Stadtentwicklung

Spandauer Quartiersmanagement-Gebiet wird vergrößert

In Spandau gibt es bislang vier Quartiersmanagement-Gebiete. Sie sollen weitere Jahre bestehen bleiben. Eines wird sogar erweitert.

Der Westerwaldplatz ist einer der prägenden Plätze im Falkenhagener Feld. Das Quartiersmanagement-Gebiet dort wird größer.

Der Westerwaldplatz ist einer der prägenden Plätze im Falkenhagener Feld. Das Quartiersmanagement-Gebiet dort wird größer.

Foto: Jessica Hanack / Hanack/ BM

Berlin. In Spandau wird es auch in den kommenden Jahren vier Quartiersmanagement-Gebiete geben. Wie der zuständige Stadtrat Frank Bewig kürzlich mitteilte, seien die Gebiete – Falkenhagener Feld Ost und West, Neustadt und Heerstraße Nord – über 2021 hinaus gesichert worden.
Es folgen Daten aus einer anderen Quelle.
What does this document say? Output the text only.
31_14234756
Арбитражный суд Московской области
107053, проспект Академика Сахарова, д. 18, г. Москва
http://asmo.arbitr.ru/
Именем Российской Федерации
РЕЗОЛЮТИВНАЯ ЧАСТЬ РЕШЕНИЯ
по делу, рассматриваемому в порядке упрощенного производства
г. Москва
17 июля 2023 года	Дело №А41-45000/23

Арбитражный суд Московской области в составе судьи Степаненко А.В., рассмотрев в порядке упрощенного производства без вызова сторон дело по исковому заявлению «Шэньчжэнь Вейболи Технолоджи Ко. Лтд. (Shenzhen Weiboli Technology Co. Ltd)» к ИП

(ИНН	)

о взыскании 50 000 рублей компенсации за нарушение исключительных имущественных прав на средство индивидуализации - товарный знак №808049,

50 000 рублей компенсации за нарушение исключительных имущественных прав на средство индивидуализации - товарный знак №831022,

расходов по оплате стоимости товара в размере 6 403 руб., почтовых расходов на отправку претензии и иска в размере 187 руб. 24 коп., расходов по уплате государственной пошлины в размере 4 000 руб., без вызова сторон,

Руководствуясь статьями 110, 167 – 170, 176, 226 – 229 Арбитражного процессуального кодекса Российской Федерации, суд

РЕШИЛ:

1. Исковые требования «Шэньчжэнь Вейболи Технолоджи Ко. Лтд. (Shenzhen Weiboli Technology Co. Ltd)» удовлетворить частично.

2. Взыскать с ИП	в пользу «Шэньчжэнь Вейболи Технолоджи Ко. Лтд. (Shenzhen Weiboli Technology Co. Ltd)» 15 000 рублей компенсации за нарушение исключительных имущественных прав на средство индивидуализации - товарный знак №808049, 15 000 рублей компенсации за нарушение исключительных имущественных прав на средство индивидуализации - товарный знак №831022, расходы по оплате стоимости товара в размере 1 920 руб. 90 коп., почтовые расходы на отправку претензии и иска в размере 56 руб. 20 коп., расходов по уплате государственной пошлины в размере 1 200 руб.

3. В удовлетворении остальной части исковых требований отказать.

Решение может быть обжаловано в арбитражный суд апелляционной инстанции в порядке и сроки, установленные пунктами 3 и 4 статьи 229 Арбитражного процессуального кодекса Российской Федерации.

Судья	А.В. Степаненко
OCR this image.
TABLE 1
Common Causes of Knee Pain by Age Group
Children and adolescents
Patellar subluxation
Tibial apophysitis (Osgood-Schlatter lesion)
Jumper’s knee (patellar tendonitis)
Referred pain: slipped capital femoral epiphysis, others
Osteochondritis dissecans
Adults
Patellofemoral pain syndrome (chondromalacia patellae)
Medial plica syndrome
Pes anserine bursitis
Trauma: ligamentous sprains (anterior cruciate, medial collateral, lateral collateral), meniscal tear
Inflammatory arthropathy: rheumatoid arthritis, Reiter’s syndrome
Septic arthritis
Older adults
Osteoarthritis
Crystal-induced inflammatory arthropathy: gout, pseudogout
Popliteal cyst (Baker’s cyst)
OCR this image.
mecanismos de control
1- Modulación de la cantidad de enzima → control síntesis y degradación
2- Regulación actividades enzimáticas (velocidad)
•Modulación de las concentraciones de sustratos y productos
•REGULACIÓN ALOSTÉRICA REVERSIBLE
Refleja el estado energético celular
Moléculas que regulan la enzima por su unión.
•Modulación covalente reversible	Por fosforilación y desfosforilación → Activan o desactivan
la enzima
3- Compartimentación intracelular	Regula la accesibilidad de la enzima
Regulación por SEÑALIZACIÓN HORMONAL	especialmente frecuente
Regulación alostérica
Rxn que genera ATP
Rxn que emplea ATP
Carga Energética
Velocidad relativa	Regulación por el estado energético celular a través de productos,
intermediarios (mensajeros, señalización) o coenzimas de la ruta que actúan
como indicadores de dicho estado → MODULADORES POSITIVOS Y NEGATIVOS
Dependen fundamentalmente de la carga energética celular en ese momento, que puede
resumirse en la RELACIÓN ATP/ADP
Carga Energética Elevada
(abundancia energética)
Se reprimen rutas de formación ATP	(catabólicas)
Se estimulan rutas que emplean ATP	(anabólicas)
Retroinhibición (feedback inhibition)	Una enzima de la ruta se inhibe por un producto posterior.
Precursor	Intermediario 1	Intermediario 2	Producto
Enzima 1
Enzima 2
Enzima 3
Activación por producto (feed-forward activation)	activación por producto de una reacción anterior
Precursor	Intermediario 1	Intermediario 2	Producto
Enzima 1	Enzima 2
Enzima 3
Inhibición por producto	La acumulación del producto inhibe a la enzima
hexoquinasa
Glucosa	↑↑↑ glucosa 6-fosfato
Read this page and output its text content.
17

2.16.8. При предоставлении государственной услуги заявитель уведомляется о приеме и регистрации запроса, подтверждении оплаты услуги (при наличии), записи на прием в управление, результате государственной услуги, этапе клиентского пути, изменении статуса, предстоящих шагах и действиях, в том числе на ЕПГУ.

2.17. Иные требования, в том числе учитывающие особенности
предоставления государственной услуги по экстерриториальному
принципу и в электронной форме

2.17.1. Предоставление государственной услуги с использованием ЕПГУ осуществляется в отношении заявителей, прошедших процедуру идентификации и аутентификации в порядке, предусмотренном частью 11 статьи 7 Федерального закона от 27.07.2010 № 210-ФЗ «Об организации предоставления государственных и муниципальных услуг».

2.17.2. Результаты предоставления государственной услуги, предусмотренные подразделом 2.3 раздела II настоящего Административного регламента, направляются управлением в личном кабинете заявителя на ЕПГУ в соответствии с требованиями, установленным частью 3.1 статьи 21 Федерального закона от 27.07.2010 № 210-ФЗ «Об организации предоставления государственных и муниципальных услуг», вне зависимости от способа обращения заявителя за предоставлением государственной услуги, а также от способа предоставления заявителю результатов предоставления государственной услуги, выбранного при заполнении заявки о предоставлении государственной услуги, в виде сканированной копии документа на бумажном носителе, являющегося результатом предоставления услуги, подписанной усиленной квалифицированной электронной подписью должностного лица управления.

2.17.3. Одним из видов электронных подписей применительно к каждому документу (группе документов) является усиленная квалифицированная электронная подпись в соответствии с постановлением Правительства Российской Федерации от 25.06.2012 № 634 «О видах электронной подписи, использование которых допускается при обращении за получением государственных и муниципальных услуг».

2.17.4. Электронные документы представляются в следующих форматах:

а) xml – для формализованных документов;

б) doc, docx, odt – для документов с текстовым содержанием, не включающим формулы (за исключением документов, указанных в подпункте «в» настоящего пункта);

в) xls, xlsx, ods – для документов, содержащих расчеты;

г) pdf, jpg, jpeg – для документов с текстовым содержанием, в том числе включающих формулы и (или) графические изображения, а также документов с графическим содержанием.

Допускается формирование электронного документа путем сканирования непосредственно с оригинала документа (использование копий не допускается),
Sie werden weiterhin über das Programm „Soziale Stadt“ gefördert. Eines der Gebiete soll künftig sogar vergrößert werden.

Diese Änderung betrifft das Falkenhagener Feld Ost. „Nach Abwägung aller Gegebenheiten wurde einvernehmlich zwischen der Senatsverwaltung für Stadtentwicklung und Wohnen und dem Bezirksamt Spandau eine Erweiterung um einen Teil des Gebietes Germersheimer Platz beschlossen“, teilt der Stadtrat auf Nachfrage mit.

Soziale Infrastruktur soll in erweitertem Gebiet gefördert werden

Das Gebiet wird also in Richtung Spandauer Mitte erweitert, geht künftig über die Zeppelinstraße hinaus und umfasst einen zusätzlichen Bereich bis hin zum Helmut-Schleusener-Stadion. Der neu aufgenommene Bereich erfordere, mit Blick auf die Sozialdaten, eine besondere Aufmerksamkeit. „Bestehende Bedarfe werden nicht abgedeckt“, erklärt der Stadtrat.

Indem das Gebiet in das Förderprogramm „Soziale Stadt“ aufgenommen wird, soll die soziale und grüne Infrastruktur stärker gefördert werden, man will Betreuungs- und Beratungsangebote ausbauen und die Trägerlandschaft erweitern. Außerdem ist geplant, mehr niedrigschwellige Angebote für Bewohner zu schaffen.

Weiterer Handlungsbedarf in Quartiersmanagement-Gebieten

Dass die Quartiersmanagement-Gebiete weiter bestehen, bewertet Bewig einerseits als positiv, weil die in den vergangenen Jahren aufgebauten Strukturen so weiterentwickelt werden können. „Aber es zeigt auch, dass wir weiter dringend Handlungsbedarf haben“, so Bewig.

Es sei davon auszugehen, dass die Spandauer Quartiersmanagement-Gebiete in circa drei Jahren daraufhin überprüft werden, ob die Strukturen und sozialen Angebote dort inzwischen soweit gefestigt sind, dass sie auch ohne ein Quartiersmanagement fortbestehen.

Quartiersmanagements haben neue Konzepte entwickelt

Erst vor einigen Monaten hatten die Quartiersmanagements die neuen Integrierten Handlungs- und Entwicklungskonzepte (ISEK) fertiggestellt, in denen die Ziele und Schwerpunkte für die kommenden Jahre festgelegt sind. In allen Gebieten spielen die Punkte Bildung, Kinder- und Jugendförderung entscheidende Rollen.

Auch die Nachbarschaft und der öffentliche Raum in den Ortsteilen sind Themen. Im Falkenhagener Feld Ost und West geht es dabei etwa um die Sauberkeit und die Beleuchtung von Straßen, die verbessert werden soll, und das Ziel, die Sicherheit auf Schulwegen zu erhöhen.